Draco fumes but begins to instruct the moron in today’s potion. Potter is not so bad with potions, but he doesn’t come near Draco’s talent. Because Draco is a talented brewer, there would be no way to deny even if he was a more modest man, which he isn’t. He is organized, in possession of a sixth sense regarding potions, lots of knowledge about what action causes which particular reaction, and he has a keen mind for planning and anticipating the next reaction even with an unknown potion.
Even Potter knows that; he follows Draco’s orders despite the fact that there is no love lost between them.
A loud thud comes from above; suspiciously sounds like a heavy object hitting the wall. Draco frowns and turns to Potter to call him to account.
The simpleton is looking at the ceiling with a familiar expression.
Draco recognizes that look immediately; he sees it often enough in his own mirror in his unguarded moments. It’s a look of sadness, longing and something soft and warm and vulnerable which suits Potter’s face much more than it does Draco’s.
It seems they do have some common ground with Potter after all.
“Whatever idea snuggled itself into your wasteland of a brain, forget it right now, Potter!” Draco snaps.
The nitwit looks clueless. “I don’t know what you are talking about,” he says foolishly.
Draco growls, “Of course you do, but let me make myself clear: I will kill you before you could stand between me and Severus,” he declares seriously.
Potter’s jaw drops to the ground. Idiotic oaf.
Draco allows himself a moment of indulgence; he imagines with sadistic glee that he disposes of Potter’s lifeless body and leaves it for the wolves in the freezing cold, letting Potter’s blood slowly paint the soft blanket of snow red.
His pleasant fantasy is interrupted way too soon.
“Are you threatening me?” Potter asks outraged.
Draco rolls his eyes. “What do you think?” he drawls.
Potter frowns at him angrily and is no doubt ready to start a ramble.
Draco gives him a frosty, calculating look. “I know that something weird is going on around you,” he says and Potter pales; ah-ha! The idiot wears his heart on his sleeve and Draco will use that fact to his advantage. “I will be watching you and I will figure out what it is,” he promises Potter.
“I don’t know what you are talking about,” Potter repeats, his mouth is set into a stubborn line, his eyes are sparkling with his anger, but still, his every tense inch shouts: caught!
Draco smirks and continues his instructions on the potion, using every opportunity to criticize a clearly disturbed Potter. Draco enjoys himself immensely.
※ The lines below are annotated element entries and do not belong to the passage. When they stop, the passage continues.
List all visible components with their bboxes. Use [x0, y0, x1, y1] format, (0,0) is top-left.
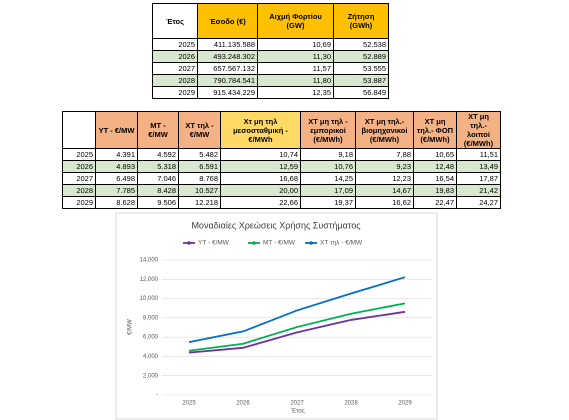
- cell: 12,35: [257, 86, 334, 99]
- cell: 12,48: [413, 160, 457, 173]
- y-tick-label: 14,000: [140, 258, 159, 264]
- series-line: [188, 302, 406, 352]
- cell: 19,83: [413, 184, 457, 197]
- row: 2027 657.567.132 11,57 53.555: [152, 62, 389, 75]
- legend-label: ΜΤ - €/MW: [263, 240, 296, 247]
- cell: 22,47: [413, 196, 457, 209]
- header-cell: Αιχμή Φορτίου (GW): [257, 3, 334, 39]
- cell: 24,27: [456, 196, 501, 209]
- header-cell: Ζήτηση (GWh): [333, 3, 389, 39]
- cell: 16,62: [355, 196, 414, 209]
- x-tick-label: 2028: [344, 401, 358, 407]
- row: 2028 7.785 8.428 10.527 20,00 17,09 14,67 19,83…: [62, 184, 501, 197]
- row: 2027 6.498 7.046 8.768 16,68 14,25 12,23 16,54 1…: [62, 172, 501, 185]
- revenue-table: Έτος Έσοδο (€) Αιχμή Φορτίου (GW) Ζήτηση (G…: [152, 3, 389, 99]
- legend-marker: [187, 241, 191, 245]
- cell: 21,42: [456, 184, 501, 197]
- charges-table: ΥΤ - €/MW ΜΤ - €/MW ΧΤ τηλ - €/MW Χτ μη τηλ…: [62, 111, 501, 209]
- y-tick-label: -: [156, 393, 158, 399]
- cell: 915.434.229: [197, 86, 258, 99]
- row: 2026 4.893 5.318 6.591 12,59 10,76 9,23 12,48 13…: [62, 160, 501, 173]
- y-tick-label: 10,000: [140, 296, 159, 302]
- cell: 52.889: [333, 50, 389, 63]
- cell: 2029: [152, 86, 198, 99]
- cell: 5.318: [137, 160, 179, 173]
- x-tick-label: 2029: [398, 401, 412, 407]
- cell: 17,09: [300, 184, 356, 197]
- x-tick-label: 2025: [182, 401, 196, 407]
- cell: 10,76: [300, 160, 356, 173]
- row: 2026 493.248.302 11,30 52.889: [152, 50, 389, 63]
- cell: 7.785: [95, 184, 138, 197]
- row: 2025 4.391 4.592 5.482 10,74 9,18 7,88 10,65 11,…: [62, 148, 501, 161]
- cell: 8.428: [137, 184, 179, 197]
- legend-label: ΧΤ τηλ - €/MW: [320, 240, 363, 247]
- cell: 9,23: [355, 160, 414, 173]
- cell: 12,59: [220, 160, 301, 173]
- y-tick-label: 4,000: [143, 354, 159, 360]
- y-tick-label: 8,000: [143, 315, 159, 321]
- header-cell: ΧΤ μη τηλ.- βιομηχανικοί (€/MWh): [355, 111, 414, 149]
- cell: 20,00: [220, 184, 301, 197]
- chart-title: Μοναδιαίες Χρεώσεις Χρήσης Συστήματος: [191, 220, 361, 230]
- cell: 56.849: [333, 86, 389, 99]
- cell: 12.218: [178, 196, 221, 209]
- header-cell: ΧΤ τηλ - €/MW: [178, 111, 221, 149]
- chart-area: [115, 212, 438, 420]
- header-cell: ΧΤ μη τηλ.- ΦΟΠ (€/MWh): [413, 111, 457, 149]
- row: 2028 790.784.541 11,80 53.887: [152, 74, 389, 87]
- header-row: Έτος Έσοδο (€) Αιχμή Φορτίου (GW) Ζήτηση (G…: [152, 3, 389, 39]
- cell: 6.591: [178, 160, 221, 173]
- cell: 11,30: [257, 50, 334, 63]
- row: 2029 915.434.229 12,35 56.849: [152, 86, 389, 99]
- header-row: ΥΤ - €/MW ΜΤ - €/MW ΧΤ τηλ - €/MW Χτ μη τηλ…: [62, 111, 501, 149]
- header-cell: Έτος: [152, 3, 198, 39]
- legend-marker: [252, 241, 256, 245]
- series-line: [188, 310, 406, 354]
- legend-marker: [309, 241, 313, 245]
- x-axis-label: Έτος: [290, 409, 304, 415]
- row: 2029 8.628 9.506 12.218 22,66 19,37 16,62 22,47…: [62, 196, 501, 209]
- y-tick-label: 12,000: [140, 277, 159, 283]
- header-cell: ΧΤ μη τηλ - εμπορικοί (€/MWh): [300, 111, 356, 149]
- header-cell: ΜΤ - €/MW: [137, 111, 179, 149]
- header-cell: Χτ μη τηλ μεσοσταθμική - €/MWh: [220, 111, 301, 149]
- cell: 22,66: [220, 196, 301, 209]
- legend-label: ΥΤ - €/MW: [198, 240, 230, 247]
- y-axis-label: €/MW: [128, 319, 134, 335]
- header-cell: ΧΤ μη τηλ.- λοιποί (€/MWh): [456, 111, 501, 149]
- cell: 19,37: [300, 196, 356, 209]
- cell: 790.784.541: [197, 74, 258, 87]
- y-tick-label: 2,000: [143, 373, 159, 379]
- x-tick-label: 2026: [236, 401, 250, 407]
- series-line: [188, 276, 406, 344]
- y-tick-label: 6,000: [143, 335, 159, 341]
- x-tick-label: 2027: [290, 401, 304, 407]
- cell: 4.893: [95, 160, 138, 173]
- cell: 2028: [152, 74, 198, 87]
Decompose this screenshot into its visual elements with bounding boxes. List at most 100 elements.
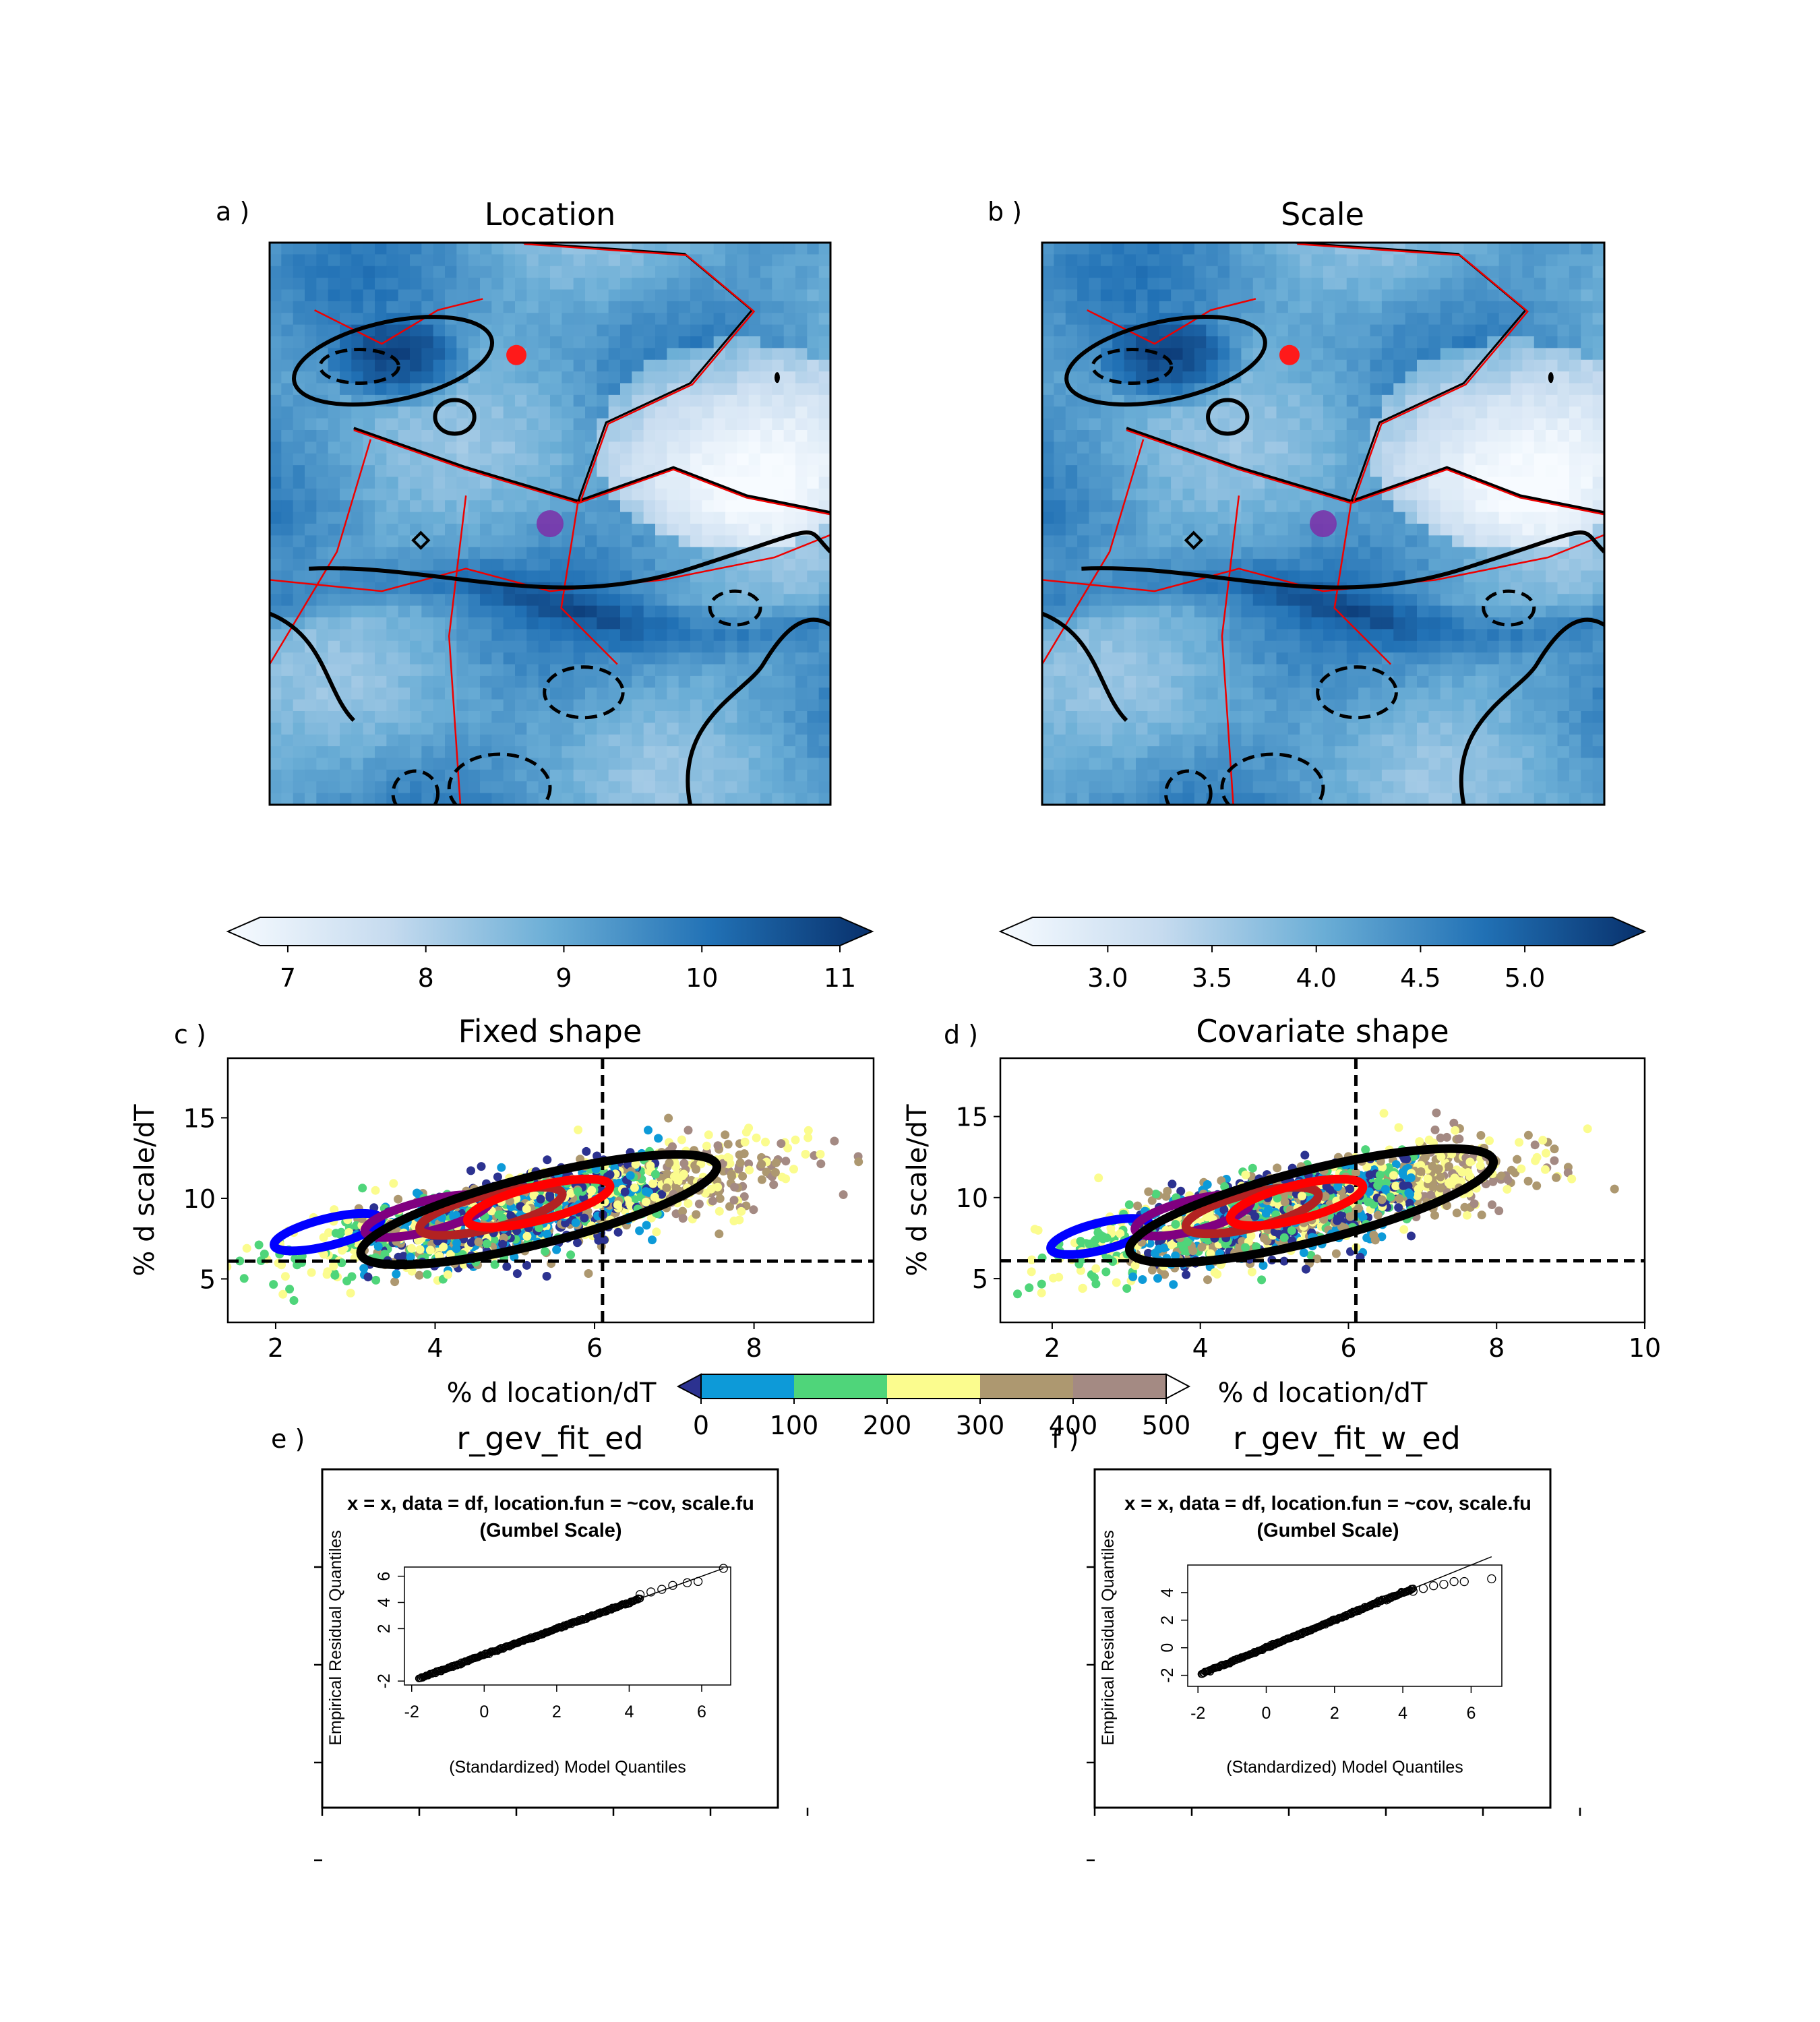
map-cell (1287, 758, 1300, 770)
map-cell (655, 500, 667, 513)
map-cell (550, 453, 562, 466)
map-cell (1159, 711, 1172, 723)
map-cell (1042, 477, 1054, 489)
map-cell (1065, 394, 1078, 407)
map-cell (363, 512, 375, 524)
map-cell (480, 559, 492, 572)
map-cell (456, 359, 469, 372)
map-cell (760, 699, 772, 712)
map-cell (667, 488, 679, 501)
map-cell (1300, 769, 1312, 782)
map-cell (1241, 711, 1254, 723)
map-cell (632, 512, 644, 524)
map-cell (702, 383, 715, 396)
map-cell (713, 301, 726, 313)
map-cell (421, 324, 434, 337)
map-cell (1265, 348, 1277, 361)
map-cell (1417, 301, 1429, 313)
map-cell (573, 781, 586, 794)
map-cell (515, 324, 527, 337)
map-cell (1323, 617, 1335, 630)
map-cell (1147, 793, 1160, 805)
map-cell (328, 594, 340, 607)
map-cell (1252, 406, 1265, 419)
map-cell (632, 594, 644, 607)
map-cell (690, 594, 702, 607)
map-cell (1417, 758, 1429, 770)
map-cell (632, 465, 644, 478)
map-cell (1042, 383, 1054, 396)
map-cell (480, 418, 492, 431)
map-cell (1581, 418, 1594, 431)
map-cell (1311, 711, 1324, 723)
map-cell (597, 594, 609, 607)
map-cell (783, 594, 796, 607)
map-cell (1498, 734, 1511, 747)
map-cell (1417, 535, 1429, 548)
map-cell (643, 254, 656, 267)
map-cell (1440, 711, 1453, 723)
map-cell (1124, 313, 1136, 326)
map-cell (1276, 640, 1289, 653)
map-cell (1159, 383, 1172, 396)
map-cell (760, 336, 772, 348)
map-cell (1136, 652, 1148, 665)
map-cell (1112, 278, 1125, 290)
map-cell (363, 781, 375, 794)
map-cell (281, 582, 294, 594)
map-cell (1194, 664, 1207, 677)
map-cell (1592, 441, 1604, 454)
map-cell (1569, 570, 1581, 583)
map-cell (1159, 605, 1172, 618)
map-cell (316, 301, 329, 313)
map-cell (608, 758, 621, 770)
map-cell (351, 781, 364, 794)
map-cell (772, 723, 785, 735)
map-cell (293, 406, 305, 419)
map-cell (1112, 652, 1125, 665)
map-cell (1569, 640, 1581, 653)
map-cell (760, 734, 772, 747)
map-cell (398, 418, 411, 431)
map-cell (1300, 664, 1312, 677)
map-cell (375, 383, 387, 396)
map-cell (1393, 640, 1406, 653)
map-cell (1054, 547, 1066, 559)
map-cell (1417, 640, 1429, 653)
map-cell (433, 254, 446, 267)
map-cell (818, 348, 830, 361)
map-cell (340, 605, 352, 618)
map-cell (351, 746, 364, 759)
contour-dashed (447, 752, 552, 805)
map-cell (1124, 652, 1136, 665)
map-cell (748, 640, 761, 653)
map-cell (1042, 664, 1054, 677)
map-cell (1230, 278, 1242, 290)
map-cell (305, 512, 317, 524)
map-cell (1323, 336, 1335, 348)
map-cell (410, 781, 422, 794)
map-cell (1452, 488, 1465, 501)
map-cell (503, 336, 516, 348)
map-cell (1054, 769, 1066, 782)
map-cell (1206, 266, 1219, 278)
map-cell (1252, 769, 1265, 782)
map-cell (748, 746, 761, 759)
map-cell (690, 664, 702, 677)
map-cell (1393, 301, 1406, 313)
map-cell (1522, 524, 1535, 536)
map-cell (807, 640, 820, 653)
map-cell (1311, 477, 1324, 489)
map-cell (585, 570, 597, 583)
map-cell (1042, 524, 1054, 536)
map-cell (760, 406, 772, 419)
map-cell (818, 675, 830, 688)
map-cell (643, 687, 656, 700)
map-cell (1511, 512, 1523, 524)
map-cell (410, 758, 422, 770)
map-cell (1534, 453, 1546, 466)
map-cell (375, 734, 387, 747)
map-cell (597, 687, 609, 700)
map-cell (1300, 746, 1312, 759)
map-cell (1042, 512, 1054, 524)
Potter has to learn his place, Draco thinks, along with a few basic facts.
Severus is his. His protector, his sanctuary, his chance to get out of his father’s house, his way to show Lucius, that old sod, that Draco won’t be his puppet, ever again. Severus is his ticket to independency, and Draco has had his eyes on him for ages, and he won’t give him up, ever. He will be Draco’s, whatever it takes.
Draco’s lips turn into a smile at the thought, and the expression makes his angelic face glow.